Le .NET Core constitue lui le pendant du .NET Framework en version multiplateforme. Il garantit la portabilité de la façon la plus simple possible (déployer et lancer) tout en fournissant des fonctionnalités plus avancées que le .NET Standard mais aussi plus spécifiques. Il fournit en particulier la possibilité de développer en utilisant le ASP .NET Core et l‘UWP (Universal Windows Platform). Personnellement, je ne connais pas l’UWP, et je n’ai donc aucune idée de la qualité des clients que l’on peut créer avec lui. Cependant grâce à lui (entre autres), il est tout à fait envisageable de développer une application complète : serveur, microservice, client léger ou lourd.
Microsoft fournit un bel effort avec le .NET Standard 2.0 et le .NET Core. On sent que beaucoup de choses ont évolué rapidement et dans le bon sens (c’est mon avis). Il est désormais possible d’entreprendre de plus en plus de choses en .NET sans contrainte de plateforme comme cela a pu être le cas. Bien entendu, ces évolutions entrent dans la stratégie de Microsoft de s’inscrire plus durablement dans le futur technologique. Mais je dois bien avouer que je suis plutôt content de pouvoir en bénéficier, d’autant plus que je suis un utilisateur de Mac pour mon usage personnel et que je fais désormais tous mes projets personnels en .NET Standard et .NET Core.
Espérons que cela continue dans ce sens !!
Vos commentaires
Bonjour,
Suite à des impératifs historique, nous souhaiterions pouvoir exploiter la couche métier de notre application (en .Net 4.0) et être consommé par une Dll intermédaire en Standard 2.0, qui elle même sera consommé par un projet final en Core 2.0.

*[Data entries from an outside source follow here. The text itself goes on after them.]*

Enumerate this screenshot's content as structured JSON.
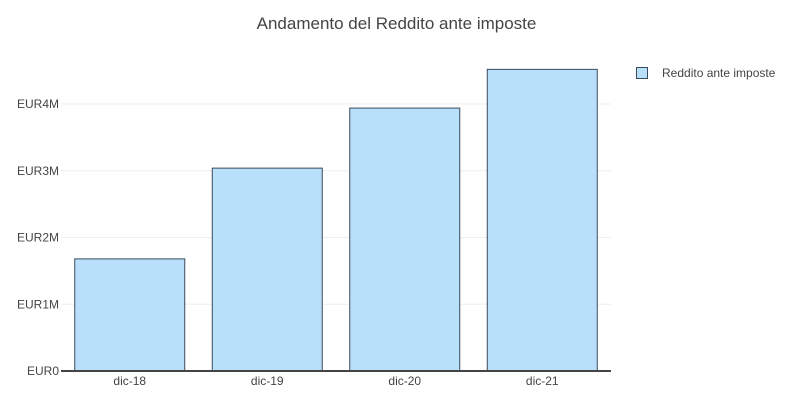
{
  "chart_data": {
    "type": "bar",
    "title": "Andamento del Reddito ante imposte",
    "categories": [
      "dic-18",
      "dic-19",
      "dic-20",
      "dic-21"
    ],
    "series": [
      {
        "name": "Reddito ante imposte",
        "values": [
          1.68,
          3.04,
          3.94,
          4.52
        ]
      }
    ],
    "value_unit": "millions of EUR",
    "y_ticks": [
      0,
      1,
      2,
      3,
      4
    ],
    "y_tick_labels": [
      "EUR0",
      "EUR1M",
      "EUR2M",
      "EUR3M",
      "EUR4M"
    ],
    "ylim": [
      0,
      4.9
    ],
    "grid": true,
    "legend_position": "top-right",
    "bar_fill": "#b9e0fa",
    "bar_stroke": "#3b4a5a"
  }
}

Toute fois, je n’arrive pas à faire en sorte que le projet en Standard 2.0 arrive à consommer notre couche métier(en .Net 4.0). J’ai essayé d’ajouter le TargetFramework :
netstandard2.0;net40
Mais j’ai toujours une erreur :
Error NU1201 Project [Intermédiaire] is not compatible with net40 (.NETFramework,Version=v4.0). Project [Intermédiaire] supports: netstandard2.0 (.NETStandard,Version=v2.0)

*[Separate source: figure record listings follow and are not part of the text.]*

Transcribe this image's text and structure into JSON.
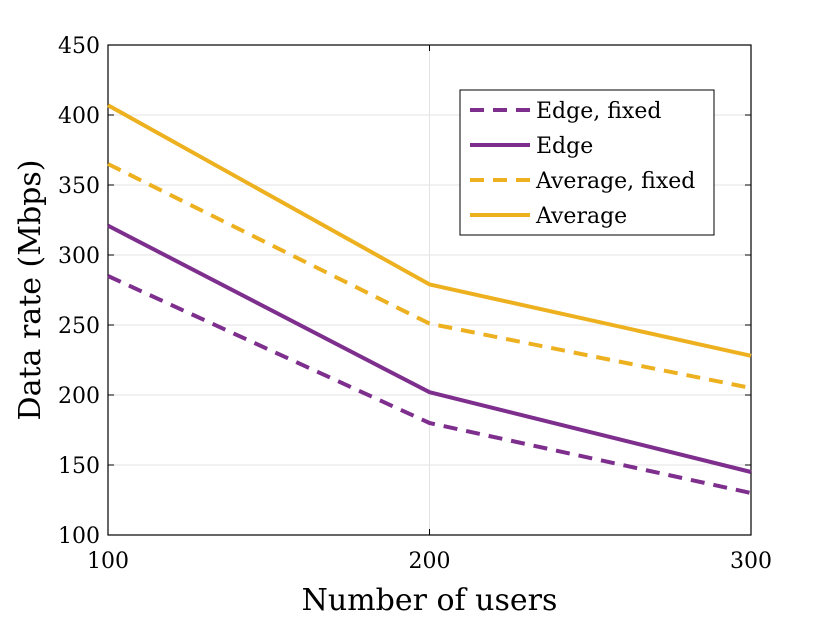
{
  "chart_data": {
    "type": "line",
    "title": "",
    "xlabel": "Number of users",
    "ylabel": "Data rate (Mbps)",
    "x": [
      100,
      200,
      300
    ],
    "xlim": [
      100,
      300
    ],
    "ylim": [
      100,
      450
    ],
    "xticks": [
      100,
      200,
      300
    ],
    "yticks": [
      100,
      150,
      200,
      250,
      300,
      350,
      400,
      450
    ],
    "xtick_labels": [
      "100",
      "200",
      "300"
    ],
    "ytick_labels": [
      "100",
      "150",
      "200",
      "250",
      "300",
      "350",
      "400",
      "450"
    ],
    "grid": true,
    "legend_position": "top-right",
    "series": [
      {
        "name": "Edge, fixed",
        "values": [
          285,
          180,
          130
        ],
        "color": "#7E2F8E",
        "dash": "dashed"
      },
      {
        "name": "Edge",
        "values": [
          321,
          202,
          145
        ],
        "color": "#7E2F8E",
        "dash": "solid"
      },
      {
        "name": "Average, fixed",
        "values": [
          365,
          251,
          205
        ],
        "color": "#EDB120",
        "dash": "dashed"
      },
      {
        "name": "Average",
        "values": [
          407,
          279,
          228
        ],
        "color": "#EDB120",
        "dash": "solid"
      }
    ]
  }
}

Je ne sais pas si je suis claire…
Merci d’avance
Benjamin
L’erreur NU1201 dit simplement que le projet en .NET Framework v4.0 n’est pas compatible avec du .Net Standard 2.0. Tu peux avoir le tableaux compatibilité minimal entre .NET Standard et .Net Framework ici : https://docs.microsoft.com/fr-fr/dotnet/standard/net-standard.
A ma connaissance, je dirais qu’il y a deux solutions :
– vous migrer la lib en framework 4.0 vers du 4.6.1
– si ce n’est pas possible, vous encapsuler la lib métier dans un service métier et vous communiquez par message.
J’espère que ça pourra t’être utile.